A Hall of Fame party is breaking out at the Classic

Pool A has some Cooperstown royalty, and they chatted with media on Tuesday

March 7th, 2023

TAICHUNG, Taiwan -- Looking up at the podium, it'd be hard to find a better full battery in baseball history.

There was the Netherlands' pitching coach, one of the best curveball artists to ever toe a rubber. He had two World Series wins, 287 victories and more than 3,700 strikeouts in 22 seasons.

And then Italy's manager -- the greatest hitting catcher in baseball history: 427 home runs, 10 Silver Sluggers and 12 All-Star Games.

Finally, the Panamanian legend -- the greatest closer of all time. Thirteen All-Star Games, five World Series rings, 652 saves and a pitch that's become synonymous with ...

"It should be an illegal pitch. Ban the cutter," Mike Piazza said, as the room laughed.

Hall of Famers Piazza (Italy's manager), Bert Blyleven (Netherlands' pitching coach) and Mariano Rivera (there to support Panama and put on a baseball clinic for a youth team) gathered in a room for a group of media to talk about what the World Baseball Classic means to them and how their countries might make it out of Pool A to Tokyo.

Rivera and Piazza have personal connections to the region. The former Yankees closer played with former big league starter Chien-Ming Wang (now Chinese Taipei's pitching coach), and spoke fondly of their time together.

"Playing with Chien-Ming Wang for so many years, it was amazing, knowing him the way he came to the big leagues from the Minor Leagues," Rivera said. "I mean, seeing the talent and how devoted he was for the game and representing his country, it was always amazing to me. I was so happy to have him as my teammate and being able to close games for him."

Piazza's connection may run even deeper.

Back in 1993, the then-Dodgers catcher went on a team Goodwill Tour to Taiwan -- playing in some exhibition games and launching some mammoth home runs. You can tell he's beloved, even still today, in the area. Everywhere he goes there seems to be a crowd and chants of his name.

"I think the tradition here in Taiwan for baseball is obviously very deep," Italy's manager said. "I mean, I remember as a kid watching Little League teams from Taiwan play in the United States in Williamsport, Pa., where I'm from, and I think since that tour, obviously the league has expanded. Several new ballparks have been built, and more foreign players have come to play here. It's made the league more attractive for American players and obviously other players from around the world, and I think Taiwan should be very proud of their support of baseball."

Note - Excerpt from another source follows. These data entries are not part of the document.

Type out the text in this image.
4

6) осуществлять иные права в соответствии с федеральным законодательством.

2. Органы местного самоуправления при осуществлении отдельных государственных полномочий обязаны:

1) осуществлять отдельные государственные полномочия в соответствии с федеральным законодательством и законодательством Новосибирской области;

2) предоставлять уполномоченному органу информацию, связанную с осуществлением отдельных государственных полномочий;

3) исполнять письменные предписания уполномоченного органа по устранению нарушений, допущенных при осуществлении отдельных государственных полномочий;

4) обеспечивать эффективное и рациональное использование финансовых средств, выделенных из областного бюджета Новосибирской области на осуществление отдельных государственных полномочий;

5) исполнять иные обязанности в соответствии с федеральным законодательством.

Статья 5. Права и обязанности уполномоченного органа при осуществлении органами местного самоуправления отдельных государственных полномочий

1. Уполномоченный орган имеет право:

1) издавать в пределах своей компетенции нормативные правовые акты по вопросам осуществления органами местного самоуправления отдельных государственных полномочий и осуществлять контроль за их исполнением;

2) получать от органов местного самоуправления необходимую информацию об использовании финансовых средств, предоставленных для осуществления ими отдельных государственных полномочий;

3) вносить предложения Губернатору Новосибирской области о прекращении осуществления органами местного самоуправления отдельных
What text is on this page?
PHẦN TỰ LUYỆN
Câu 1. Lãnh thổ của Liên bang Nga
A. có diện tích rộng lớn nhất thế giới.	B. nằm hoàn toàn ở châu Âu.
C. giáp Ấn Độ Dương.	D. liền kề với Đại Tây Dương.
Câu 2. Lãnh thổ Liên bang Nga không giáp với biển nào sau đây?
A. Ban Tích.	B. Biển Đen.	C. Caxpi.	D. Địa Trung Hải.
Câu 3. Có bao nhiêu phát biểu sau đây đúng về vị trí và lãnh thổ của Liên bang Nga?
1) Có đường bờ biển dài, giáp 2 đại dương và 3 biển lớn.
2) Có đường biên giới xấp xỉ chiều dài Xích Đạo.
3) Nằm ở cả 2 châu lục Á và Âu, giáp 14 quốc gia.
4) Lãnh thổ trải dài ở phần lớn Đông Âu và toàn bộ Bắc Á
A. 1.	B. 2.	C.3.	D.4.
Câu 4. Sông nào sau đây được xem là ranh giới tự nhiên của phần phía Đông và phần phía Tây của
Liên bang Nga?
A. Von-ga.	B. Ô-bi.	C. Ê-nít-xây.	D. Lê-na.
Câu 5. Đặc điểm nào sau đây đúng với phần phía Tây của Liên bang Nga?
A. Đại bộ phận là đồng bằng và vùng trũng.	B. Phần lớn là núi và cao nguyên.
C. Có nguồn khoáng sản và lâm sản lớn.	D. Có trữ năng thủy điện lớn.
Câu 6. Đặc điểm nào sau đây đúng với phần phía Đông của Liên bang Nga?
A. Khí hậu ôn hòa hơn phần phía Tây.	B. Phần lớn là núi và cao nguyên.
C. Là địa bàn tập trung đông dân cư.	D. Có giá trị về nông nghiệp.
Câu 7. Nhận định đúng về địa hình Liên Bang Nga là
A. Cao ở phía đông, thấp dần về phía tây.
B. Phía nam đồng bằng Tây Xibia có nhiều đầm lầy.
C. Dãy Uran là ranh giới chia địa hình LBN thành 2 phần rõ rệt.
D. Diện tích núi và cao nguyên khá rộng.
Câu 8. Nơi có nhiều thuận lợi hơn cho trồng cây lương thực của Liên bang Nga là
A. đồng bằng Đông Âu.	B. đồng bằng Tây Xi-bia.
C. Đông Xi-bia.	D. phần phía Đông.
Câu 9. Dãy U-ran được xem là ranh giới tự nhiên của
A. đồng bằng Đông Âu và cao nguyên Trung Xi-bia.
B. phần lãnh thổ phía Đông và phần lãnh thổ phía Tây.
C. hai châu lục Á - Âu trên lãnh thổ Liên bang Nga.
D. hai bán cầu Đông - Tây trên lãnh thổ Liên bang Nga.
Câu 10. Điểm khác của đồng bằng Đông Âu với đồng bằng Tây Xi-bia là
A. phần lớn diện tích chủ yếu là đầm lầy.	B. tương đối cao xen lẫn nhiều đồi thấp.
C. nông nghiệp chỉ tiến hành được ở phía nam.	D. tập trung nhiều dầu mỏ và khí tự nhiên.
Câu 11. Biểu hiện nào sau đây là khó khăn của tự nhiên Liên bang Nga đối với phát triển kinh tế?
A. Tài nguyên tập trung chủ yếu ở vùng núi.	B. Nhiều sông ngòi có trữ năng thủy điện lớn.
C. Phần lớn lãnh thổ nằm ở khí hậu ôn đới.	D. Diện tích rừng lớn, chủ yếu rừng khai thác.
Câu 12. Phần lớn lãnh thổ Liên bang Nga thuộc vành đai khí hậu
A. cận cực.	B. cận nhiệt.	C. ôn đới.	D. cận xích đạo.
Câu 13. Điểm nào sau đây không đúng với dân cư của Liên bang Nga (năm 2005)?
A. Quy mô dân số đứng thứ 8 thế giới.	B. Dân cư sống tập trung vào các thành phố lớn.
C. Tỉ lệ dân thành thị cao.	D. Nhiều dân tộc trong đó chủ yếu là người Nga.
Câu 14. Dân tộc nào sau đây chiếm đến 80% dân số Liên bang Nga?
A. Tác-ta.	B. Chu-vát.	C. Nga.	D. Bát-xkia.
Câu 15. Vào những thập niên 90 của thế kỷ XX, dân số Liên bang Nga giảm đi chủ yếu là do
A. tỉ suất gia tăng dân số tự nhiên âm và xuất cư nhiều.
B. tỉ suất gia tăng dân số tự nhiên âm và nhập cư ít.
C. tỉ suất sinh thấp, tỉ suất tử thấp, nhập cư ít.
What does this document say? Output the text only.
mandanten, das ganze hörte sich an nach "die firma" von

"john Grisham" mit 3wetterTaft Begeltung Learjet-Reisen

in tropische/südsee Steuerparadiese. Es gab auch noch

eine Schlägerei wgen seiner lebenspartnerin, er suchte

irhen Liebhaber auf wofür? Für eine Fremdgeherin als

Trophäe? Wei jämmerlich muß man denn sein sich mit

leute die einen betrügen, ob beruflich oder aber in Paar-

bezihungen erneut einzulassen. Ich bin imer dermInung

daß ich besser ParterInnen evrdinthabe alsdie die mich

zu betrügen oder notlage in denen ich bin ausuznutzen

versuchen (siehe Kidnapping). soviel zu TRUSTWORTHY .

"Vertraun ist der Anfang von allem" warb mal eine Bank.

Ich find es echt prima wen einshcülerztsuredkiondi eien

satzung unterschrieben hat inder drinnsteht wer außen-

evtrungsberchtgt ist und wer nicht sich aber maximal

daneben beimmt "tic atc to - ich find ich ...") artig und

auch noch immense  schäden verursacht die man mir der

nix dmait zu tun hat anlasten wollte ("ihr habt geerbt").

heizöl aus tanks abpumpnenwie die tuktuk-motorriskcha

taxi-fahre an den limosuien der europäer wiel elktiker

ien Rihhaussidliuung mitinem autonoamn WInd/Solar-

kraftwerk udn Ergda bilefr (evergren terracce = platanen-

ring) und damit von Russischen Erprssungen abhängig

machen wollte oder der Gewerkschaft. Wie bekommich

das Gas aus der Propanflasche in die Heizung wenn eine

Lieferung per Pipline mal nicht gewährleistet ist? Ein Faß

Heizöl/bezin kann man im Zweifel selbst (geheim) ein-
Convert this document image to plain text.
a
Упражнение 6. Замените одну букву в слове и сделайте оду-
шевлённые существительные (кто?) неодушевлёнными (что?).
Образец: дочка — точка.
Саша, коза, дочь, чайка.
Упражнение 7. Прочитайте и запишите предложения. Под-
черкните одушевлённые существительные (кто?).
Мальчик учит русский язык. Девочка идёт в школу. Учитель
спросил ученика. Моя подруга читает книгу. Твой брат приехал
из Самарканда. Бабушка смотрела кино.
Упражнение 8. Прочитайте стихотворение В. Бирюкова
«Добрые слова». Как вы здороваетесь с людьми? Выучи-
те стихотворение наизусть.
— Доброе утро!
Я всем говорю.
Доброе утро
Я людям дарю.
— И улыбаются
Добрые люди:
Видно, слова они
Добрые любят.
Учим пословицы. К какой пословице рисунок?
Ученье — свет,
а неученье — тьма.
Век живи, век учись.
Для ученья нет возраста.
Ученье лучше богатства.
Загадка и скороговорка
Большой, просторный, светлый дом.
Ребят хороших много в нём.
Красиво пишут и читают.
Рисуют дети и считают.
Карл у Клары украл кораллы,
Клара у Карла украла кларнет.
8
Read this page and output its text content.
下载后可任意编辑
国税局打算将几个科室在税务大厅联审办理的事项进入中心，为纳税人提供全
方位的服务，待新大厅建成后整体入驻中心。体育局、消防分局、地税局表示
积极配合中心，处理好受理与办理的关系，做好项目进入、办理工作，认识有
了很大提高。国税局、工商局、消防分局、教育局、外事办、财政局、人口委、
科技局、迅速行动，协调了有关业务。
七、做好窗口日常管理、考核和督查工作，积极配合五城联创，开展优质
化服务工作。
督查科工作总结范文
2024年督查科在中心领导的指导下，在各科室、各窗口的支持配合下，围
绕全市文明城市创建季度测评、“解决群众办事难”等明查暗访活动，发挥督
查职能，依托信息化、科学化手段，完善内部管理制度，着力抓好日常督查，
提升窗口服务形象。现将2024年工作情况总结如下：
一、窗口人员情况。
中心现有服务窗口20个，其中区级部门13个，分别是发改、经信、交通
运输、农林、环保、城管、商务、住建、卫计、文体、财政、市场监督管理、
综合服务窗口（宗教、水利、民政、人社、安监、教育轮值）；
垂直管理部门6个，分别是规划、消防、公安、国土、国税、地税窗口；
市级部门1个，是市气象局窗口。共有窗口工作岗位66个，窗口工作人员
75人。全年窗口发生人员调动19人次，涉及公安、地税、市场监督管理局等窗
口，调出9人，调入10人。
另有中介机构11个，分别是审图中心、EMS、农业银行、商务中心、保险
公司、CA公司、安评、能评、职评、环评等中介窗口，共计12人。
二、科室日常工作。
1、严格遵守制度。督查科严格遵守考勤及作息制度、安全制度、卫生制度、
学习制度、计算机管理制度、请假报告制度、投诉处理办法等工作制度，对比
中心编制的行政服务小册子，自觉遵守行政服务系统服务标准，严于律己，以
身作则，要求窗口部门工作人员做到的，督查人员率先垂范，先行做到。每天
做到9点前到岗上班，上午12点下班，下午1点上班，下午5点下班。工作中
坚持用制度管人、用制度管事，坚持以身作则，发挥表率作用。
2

The three Cooperstown legends also raved about how important the Classic is for the growth of baseball. Particularly in the countries they represent.

Piazza talked about the support and social media posts about the tournament he's seen online, Rivera talked about the beauty of "countries coming together to represent the game that we love," and Blyleven -- now a four-time Classic coach -- spoke of its growth over the decades. He also didn't hide who he thought might come out victorious this year.

"There's 20 countries being represented in the WBC this year," Blyleven said. "Previously, I believe, there was only 16. So, we've added four more countries. I think baseball's worldwide now. There are so many great countries that are being represented, not only in this pool but the other three pools. I think the competition is very good. ... We thank [Taiwan] for holding this tournament here and we are looking to win it all, the Dutch team is. We're going to kick butt."

But will they kick butt? How does each team plan to kick butt? Strategy -- who you pitch one day, who you pitch another -- is also important in pool play. It's a different style than coaching or managing during a regular baseball season.

"It's pretty much all hands on deck," Piazza said. "And you need everyone to be flexible and everyone to be patient and everyone to work together. It's challenging, but I think we hopefully feel like we put the team together that can respond. But yeah, there's also a lot of luck involved as well. So it's also good to be lucky."

Blyleven hoped to rely on the Netherlands' top-notch infield defense to carry his country through to the next round. Andrelton Simmons at third, Xander Bogaerts at shortstop, Jonathan Schoop at second and Didi Gregorius at first will provide an almost impenetrable big league wall behind Dutch pitchers.

"We probably might have the best infield that any pitchers are going to pitch behind," the Zeist, Netherlands, native said. "So my big thing is throw strikes, get the ball over the plate and utilize your defense. I think the Dutch's philosophy is be aggressive. We're stubborn and we're going to continue to be stubborn."

There's also, of course, the simplest approach that any and every team would get behind.

"We have to score more runs than the other team," Blyleven said with a laugh.